The Plaintiff in this case, represented by Wagners, suffered from congenital hypothyroidism – a severe deficiency of thyroid hormone in newborns, which can be easily treated if detected early. In this case, the Plaintiff underwent routine newborn testing, which revealed abnormal TSH levels requiring urgent follow-up, but no steps were taken to act on that information or communicate the test results to the family.
Before the trial, the Defendants who were responsible for the hospital testing systems settled with the Plaintiff, and the trial proceeded against a neonatologist who was aware of the Plaintiff’s abnormal test results. Ultimately, that trial was heard by a jury in Sydney, Nova Scotia for several weeks.
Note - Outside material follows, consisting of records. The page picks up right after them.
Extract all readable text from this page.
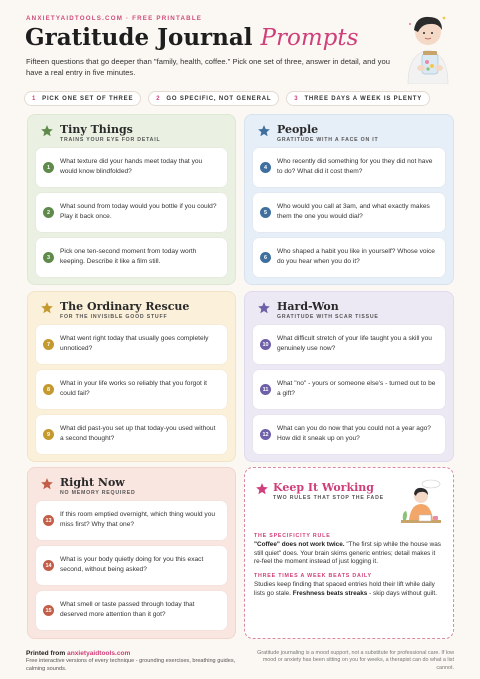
ANXIETYAIDTOOLS.COM · FREE PRINTABLE
Gratitude Journal Prompts
Fifteen questions that go deeper than "family, health, coffee." Pick one set of three, answer in detail, and you have a real entry in five minutes.
1 PICK ONE SET OF THREE	2 GO SPECIFIC, NOT GENERAL	3 THREE DAYS A WEEK IS PLENTY
Tiny Things
TRAINS YOUR EYE FOR DETAIL
1
What texture did your hands meet today that you would know blindfolded?
2
What sound from today would you bottle if you could? Play it back once.
3
Pick one ten-second moment from today worth keeping. Describe it like a film still.
People
GRATITUDE WITH A FACE ON IT
4
Who recently did something for you they did not have to do? What did it cost them?
5
Who would you call at 3am, and what exactly makes them the one you would dial?
6
Who shaped a habit you like in yourself? Whose voice do you hear when you do it?
The Ordinary Rescue
FOR THE INVISIBLE GOOD STUFF
7
What went right today that usually goes completely unnoticed?
8
What in your life works so reliably that you forgot it could fail?
9
What did past-you set up that today-you used without a second thought?
Hard-Won
GRATITUDE WITH SCAR TISSUE
10
What difficult stretch of your life taught you a skill you genuinely use now?
11
What "no" - yours or someone else's - turned out to be a gift?
12
What can you do now that you could not a year ago? How did it sneak up on you?
Right Now
NO MEMORY REQUIRED
13
If this room emptied overnight, which thing would you miss first? Why that one?
14
What is your body quietly doing for you this exact second, without being asked?
15
What smell or taste passed through today that deserved more attention than it got?
Keep It Working
TWO RULES THAT STOP THE FADE
THE SPECIFICITY RULE
"Coffee" does not work twice. "The first sip while the house was still quiet" does. Your brain skims generic entries; detail makes it re-feel the moment instead of just logging it.
THREE TIMES A WEEK BEATS DAILY
Studies keep finding that spaced entries hold their lift while daily lists go stale. Freshness beats streaks - skip days without guilt.
Printed from anxietyaidtools.com
Free interactive versions of every technique - grounding exercises, breathing guides, calming sounds.
Gratitude journaling is a mood support, not a substitute for professional care. If low mood or anxiety has been sitting on you for weeks, a therapist can do what a list cannot.
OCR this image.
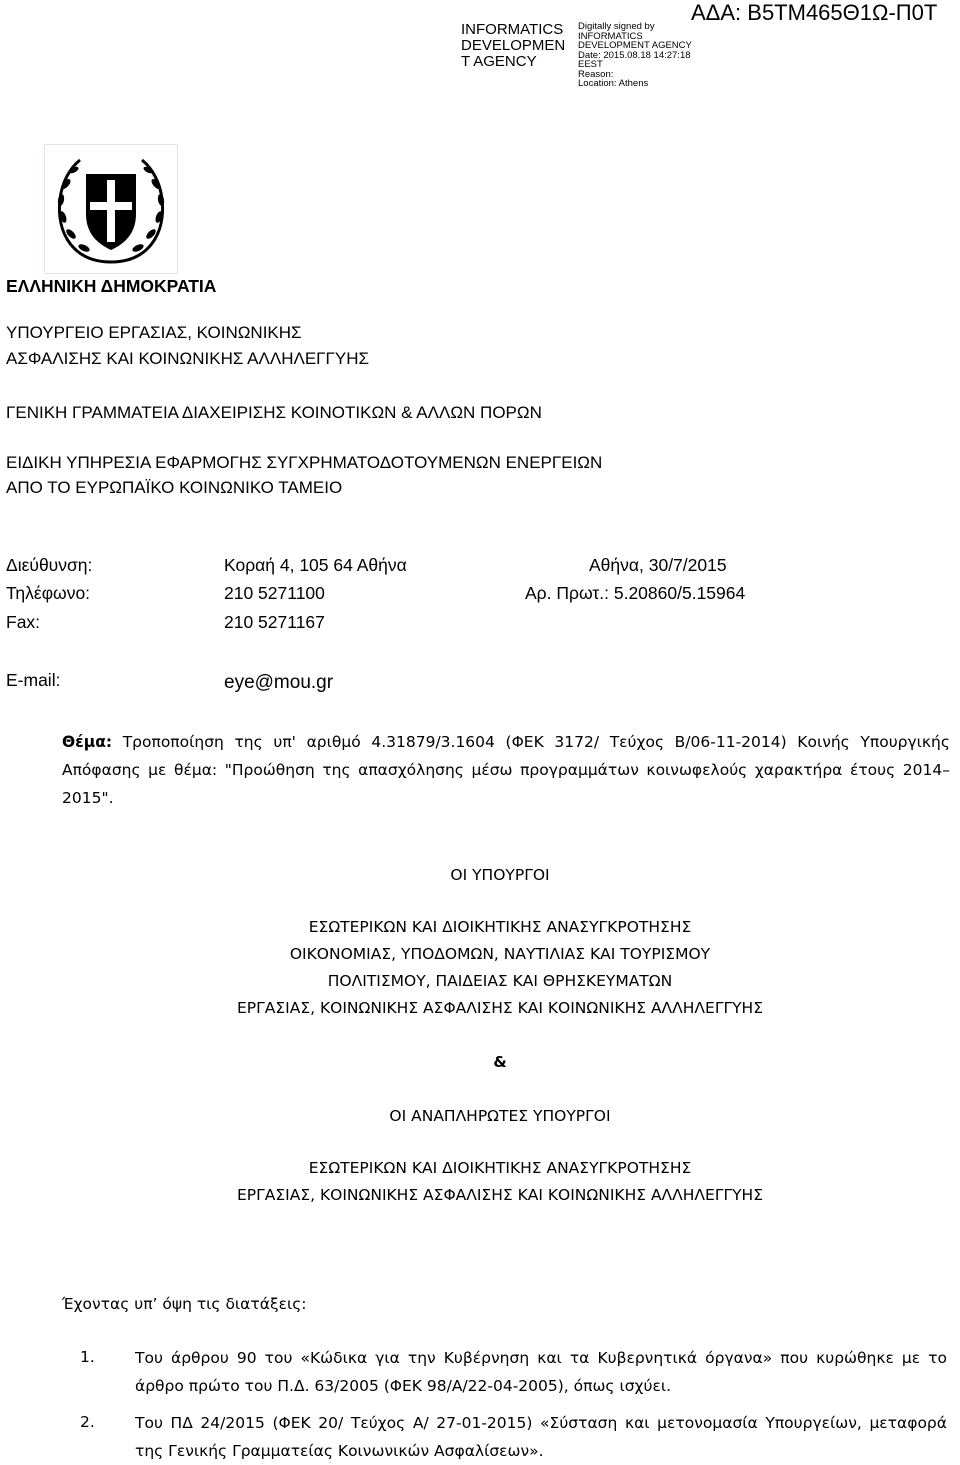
INFORMATICS
DEVELOPMEN
T AGENCY
Digitally signed by
INFORMATICS
DEVELOPMENT AGENCY
Date: 2015.08.18 14:27:18
EEST
Reason:
Location: Athens
ΑΔΑ: Β5ΤΜ465Θ1Ω-Π0Τ
ΕΛΛΗΝΙΚΗ ΔΗΜΟΚΡΑΤΙΑ
ΥΠΟΥΡΓΕΙΟ ΕΡΓΑΣΙΑΣ, ΚΟΙΝΩΝΙΚΗΣ
ΑΣΦΑΛΙΣΗΣ ΚΑΙ ΚΟΙΝΩΝΙΚΗΣ ΑΛΛΗΛΕΓΓΥΗΣ
ΓΕΝΙΚΗ ΓΡΑΜΜΑΤΕΙΑ ΔΙΑΧΕΙΡΙΣΗΣ ΚΟΙΝΟΤΙΚΩΝ & ΑΛΛΩΝ ΠΟΡΩΝ
ΕΙΔΙΚΗ ΥΠΗΡΕΣΙΑ ΕΦΑΡΜΟΓΗΣ ΣΥΓΧΡΗΜΑΤΟΔΟΤΟΥΜΕΝΩΝ ΕΝΕΡΓΕΙΩΝ
ΑΠΟ ΤΟ ΕΥΡΩΠΑΪΚΟ ΚΟΙΝΩΝΙΚΟ ΤΑΜΕΙΟ
Διεύθυνση:	Κοραή 4, 105 64 Αθήνα	Αθήνα, 30/7/2015
Τηλέφωνο:	210 5271100	Αρ. Πρωτ.: 5.20860/5.15964
Fax:	210 5271167
E-mail:	eye@mou.gr
Θέμα: Τροποποίηση της υπ' αριθμό 4.31879/3.1604 (ΦΕΚ 3172/ Τεύχος Β/06-11-2014) Κοινής Υπουργικής Απόφασης με θέμα: "Προώθηση της απασχόλησης μέσω προγραμμάτων κοινωφελούς χαρακτήρα έτους 2014–2015".
ΟΙ ΥΠΟΥΡΓΟΙ
ΕΣΩΤΕΡΙΚΩΝ ΚΑΙ ΔΙΟΙΚΗΤΙΚΗΣ ΑΝΑΣΥΓΚΡΟΤΗΣΗΣ
ΟΙΚΟΝΟΜΙΑΣ, ΥΠΟΔΟΜΩΝ, ΝΑΥΤΙΛΙΑΣ ΚΑΙ ΤΟΥΡΙΣΜΟΥ
ΠΟΛΙΤΙΣΜΟΥ, ΠΑΙΔΕΙΑΣ ΚΑΙ ΘΡΗΣΚΕΥΜΑΤΩΝ
ΕΡΓΑΣΙΑΣ, ΚΟΙΝΩΝΙΚΗΣ ΑΣΦΑΛΙΣΗΣ ΚΑΙ ΚΟΙΝΩΝΙΚΗΣ ΑΛΛΗΛΕΓΓΥΗΣ
&
ΟΙ ΑΝΑΠΛΗΡΩΤΕΣ ΥΠΟΥΡΓΟΙ
ΕΣΩΤΕΡΙΚΩΝ ΚΑΙ ΔΙΟΙΚΗΤΙΚΗΣ ΑΝΑΣΥΓΚΡΟΤΗΣΗΣ
ΕΡΓΑΣΙΑΣ, ΚΟΙΝΩΝΙΚΗΣ ΑΣΦΑΛΙΣΗΣ ΚΑΙ ΚΟΙΝΩΝΙΚΗΣ ΑΛΛΗΛΕΓΓΥΗΣ
Έχοντας υπ’ όψη τις διατάξεις:
1.	Του άρθρου 90 του «Κώδικα για την Κυβέρνηση και τα Κυβερνητικά όργανα» που κυρώθηκε με το άρθρο πρώτο του Π.Δ. 63/2005 (ΦΕΚ 98/Α/22-04-2005), όπως ισχύει.
2.	Του ΠΔ 24/2015 (ΦΕΚ 20/ Τεύχος Α/ 27-01-2015) «Σύσταση και μετονομασία Υπουργείων, μεταφορά της Γενικής Γραμματείας Κοινωνικών Ασφαλίσεων».
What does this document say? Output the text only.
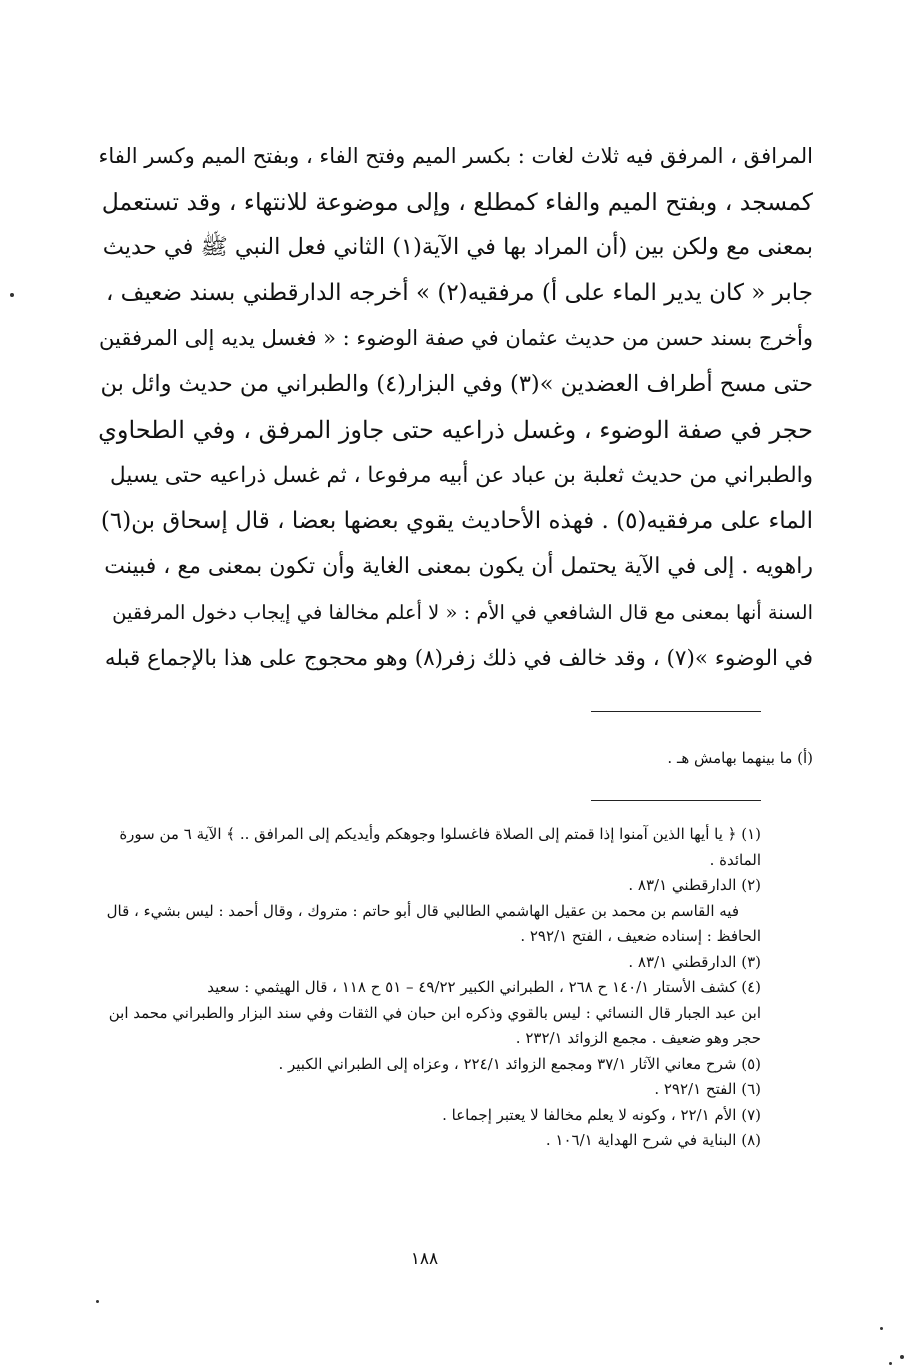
المرافق ، المرفق فيه ثلاث لغات : بكسر الميم وفتح الفاء ، وبفتح الميم وكسر الفاء
كمسجد ، وبفتح الميم والفاء كمطلع ، وإلى موضوعة للانتهاء ، وقد تستعمل
بمعنى مع ولكن بين (أن المراد بها في الآية(١) الثاني فعل النبي ﷺ في حديث
جابر « كان يدير الماء على أ) مرفقيه(٢) » أخرجه الدارقطني بسند ضعيف ،
وأخرج بسند حسن من حديث عثمان في صفة الوضوء : « فغسل يديه إلى المرفقين
حتى مسح أطراف العضدين »(٣) وفي البزار(٤) والطبراني من حديث وائل بن
حجر في صفة الوضوء ، وغسل ذراعيه حتى جاوز المرفق ، وفي الطحاوي
والطبراني من حديث ثعلبة بن عباد عن أبيه مرفوعا ، ثم غسل ذراعيه حتى يسيل
الماء على مرفقيه(٥) . فهذه الأحاديث يقوي بعضها بعضا ، قال إسحاق بن(٦)
راهويه . إلى في الآية يحتمل أن يكون بمعنى الغاية وأن تكون بمعنى مع ، فبينت
السنة أنها بمعنى مع قال الشافعي في الأم : « لا أعلم مخالفا في إيجاب دخول المرفقين
في الوضوء »(٧) ، وقد خالف في ذلك زفر(٨) وهو محجوج على هذا بالإجماع قبله
(أ) ما بينهما بهامش هـ .
(١) ﴿ يا أيها الذين آمنوا إذا قمتم إلى الصلاة فاغسلوا وجوهكم وأيديكم إلى المرافق .. ﴾ الآية ٦ من سورة
المائدة .
(٢) الدارقطني ٨٣/١ .
فيه القاسم بن محمد بن عقيل الهاشمي الطالبي قال أبو حاتم : متروك ، وقال أحمد : ليس بشيء ، قال
الحافظ : إسناده ضعيف ، الفتح ٢٩٢/١ .
(٣) الدارقطني ٨٣/١ .
(٤) كشف الأستار ١٤٠/١ ح ٢٦٨ ، الطبراني الكبير ٤٩/٢٢ – ٥١ ح ١١٨ ، قال الهيثمي : سعيد
ابن عبد الجبار قال النسائي : ليس بالقوي وذكره ابن حبان في الثقات وفي سند البزار والطبراني محمد ابن
حجر وهو ضعيف . مجمع الزوائد ٢٣٢/١ .
(٥) شرح معاني الآثار ٣٧/١ ومجمع الزوائد ٢٢٤/١ ، وعزاه إلى الطبراني الكبير .
(٦) الفتح ٢٩٢/١ .
(٧) الأم ٢٢/١ ، وكونه لا يعلم مخالفا لا يعتبر إجماعا .
(٨) البناية في شرح الهداية ١٠٦/١ .
١٨٨
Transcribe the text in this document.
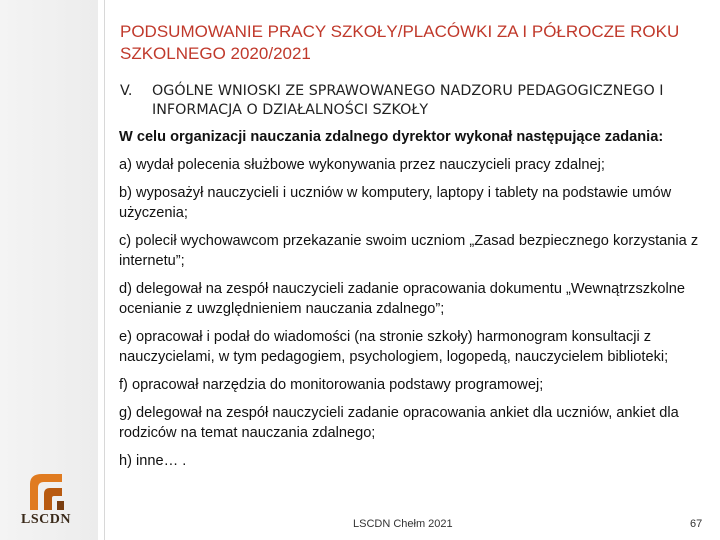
LSCDN
PODSUMOWANIE PRACY SZKOŁY/PLACÓWKI ZA I PÓŁROCZE ROKU SZKOLNEGO 2020/2021
V.	OGÓLNE WNIOSKI ZE SPRAWOWANEGO NADZORU PEDAGOGICZNEGO I INFORMACJA O DZIAŁALNOŚCI SZKOŁY

W celu organizacji nauczania zdalnego dyrektor wykonał następujące zadania:

a) wydał polecenia służbowe wykonywania przez nauczycieli pracy zdalnej;
b) wyposażył nauczycieli i uczniów w komputery, laptopy i tablety na podstawie umów użyczenia;
c) polecił wychowawcom przekazanie swoim uczniom „Zasad bezpiecznego korzystania z internetu”;
d) delegował na zespół nauczycieli zadanie opracowania dokumentu „Wewnątrzszkolne ocenianie z uwzględnieniem nauczania zdalnego”;
e) opracował i podał do wiadomości (na stronie szkoły) harmonogram konsultacji z nauczycielami, w tym pedagogiem, psychologiem, logopedą, nauczycielem biblioteki;
f) opracował narzędzia do monitorowania podstawy programowej;
g) delegował na zespół nauczycieli zadanie opracowania ankiet dla uczniów, ankiet dla rodziców na temat nauczania zdalnego;
h) inne… .
LSCDN Chełm 2021	67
The trial judge presiding over the case indicated to the jury that the Plaintiff had to prove negligence against the hospitals who had settled the case already, even though they were not participants in the trial. Shortly thereafter, the jury found that the Plaintiff did not prove his case, as required by the trial judge. Accordingly, Wagners, on behalf of the Plaintiff, appealed.
The Plaintiff was successful at the Nova Scotia Court of Appeal, and it was determined that the trial judge had erred when she told the jury that the Plaintiff had to prove his case against the settling Defendants. As a result of this successful appeal, the Plaintiff was awarded a new trial, where allegations of medical malpractice will be advanced against the sole remaining Defendant.